Pero, un momento. ¿Cómo es posible que se llame dictador a Bukele, si es muy popular entre los salvadoreños (y en el resto del mundo también)?

La democracia es el gobierno del pueblo. Por lo tanto, si alguien ejerce el poder con el consentimiento mayoritario de ese pueblo, es un gobernante democrático. ¿O no?

Rotundamente: no.

En una democracia liberal, la mayoría gobierna, pero respetando fronteras claras: su poder es limitado, existe separación de poderes, y los derechos ciudadanos están garantizados sin importar que la mayoría quiera violarlos.

Una serie de derechos (a la vida, a la libertad, a la igualdad ante la ley, a la libre expresión, etcétera) se consideran inmanentes a cada ser humano, no son objeto de votación, y ninguna mayoría los puede conculcar.

Por lo tanto, cuando Bukele arresta a miles de personas sin cargos ni derecho a defensa, está actuando como un dictador.
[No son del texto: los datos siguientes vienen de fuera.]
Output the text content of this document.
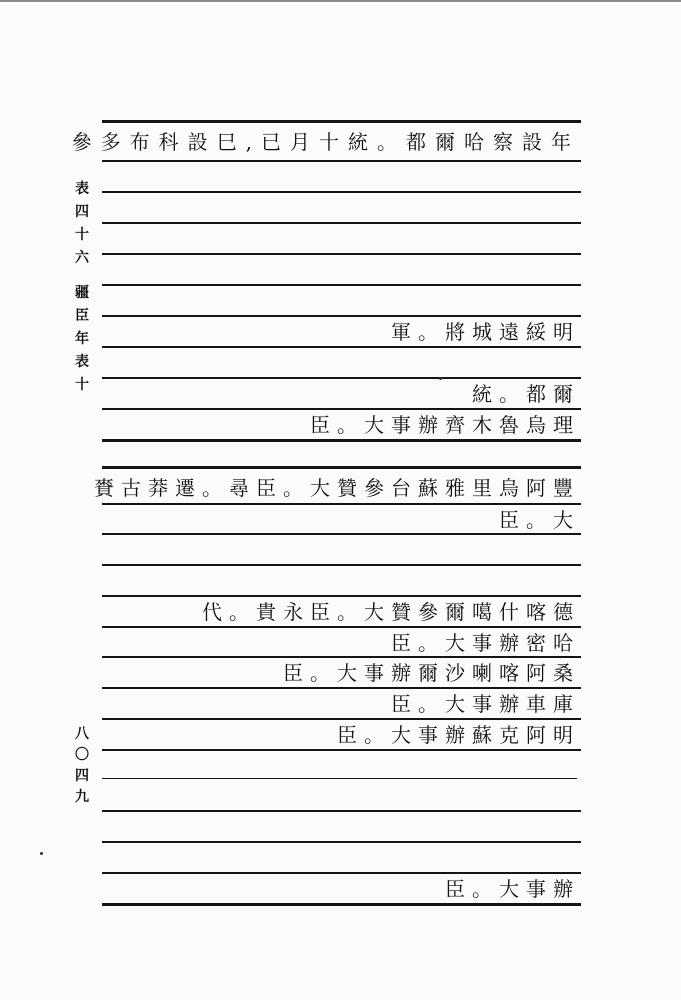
表
四
十
六
疆
臣
年
表
十
八
〇
四
九
參多布科設巳,已月十統。都爾哈察設年
軍。將城遠綏明
統。都爾
臣。大事辦齊木魯烏理
賚古莽遷。尋臣。大贊參台蘇雅里烏阿豐
臣。大
代。貴永臣。大贊參爾噶什喀德
臣。大事辦密哈
臣。大事辦爾沙喇喀阿桑
臣。大事辦車庫
臣。大事辦蘇克阿明
臣。大事辦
Y lo es aun si la mayoría de sus compatriotas apoyara esas medidas.

Lo mismo ocurre con el respeto a los límites del poder. Si un líder, apoyado por la mayoría del pueblo, viola la separación de poderes, usurpa las funciones del Congreso o los tribunales, y se perpetúa ilegalmente en el poder, entonces se convierte en un dictador.

Un dictador popular, al menos por ahora. Pero un dictador de todos modos.

Y así lo hizo Bukele al destruir todos los límites a su poder y reelegirse para un segundo período, violando la prohibición explícita de la Constitución.

Bukele se jacta de liderar la primera “democracia de partido único” del mundo, y de ser un “dictador cool”. Pero sus acciones demuestran que es un dictador como cualquier otro. Su “Ley de Agentes Extranjeros” es una copia casi exacta de la usada por el tirano de Nicaragua, Daniel Ortega, para reprimir a los críticos.

Ortega se proclama de izquierda. Bukele es idolatrado por la derecha. Da lo mismo. Los dictadores son todos iguales. Sus métodos y sus ambiciones son idénticas: concentrar el poder total, reprimir a los críticos, enriquecerse y perpetuarse en el mando.

Para ello, usan la popularidad de la que gozan al principio de sus mandatos. Pero en algún momento esa tiranía de la mayoría se convierte en tiranía de la minoría. Cuando el líder pierde apoyo, ya es demasiado tarde para desalojarlo de ese poder total.

“Cool” o no, el dictador ya ha silenciado a todos los que se le opongan. Es la historia de las dictaduras, que El Salvador nos vuelve a recordar en estos días.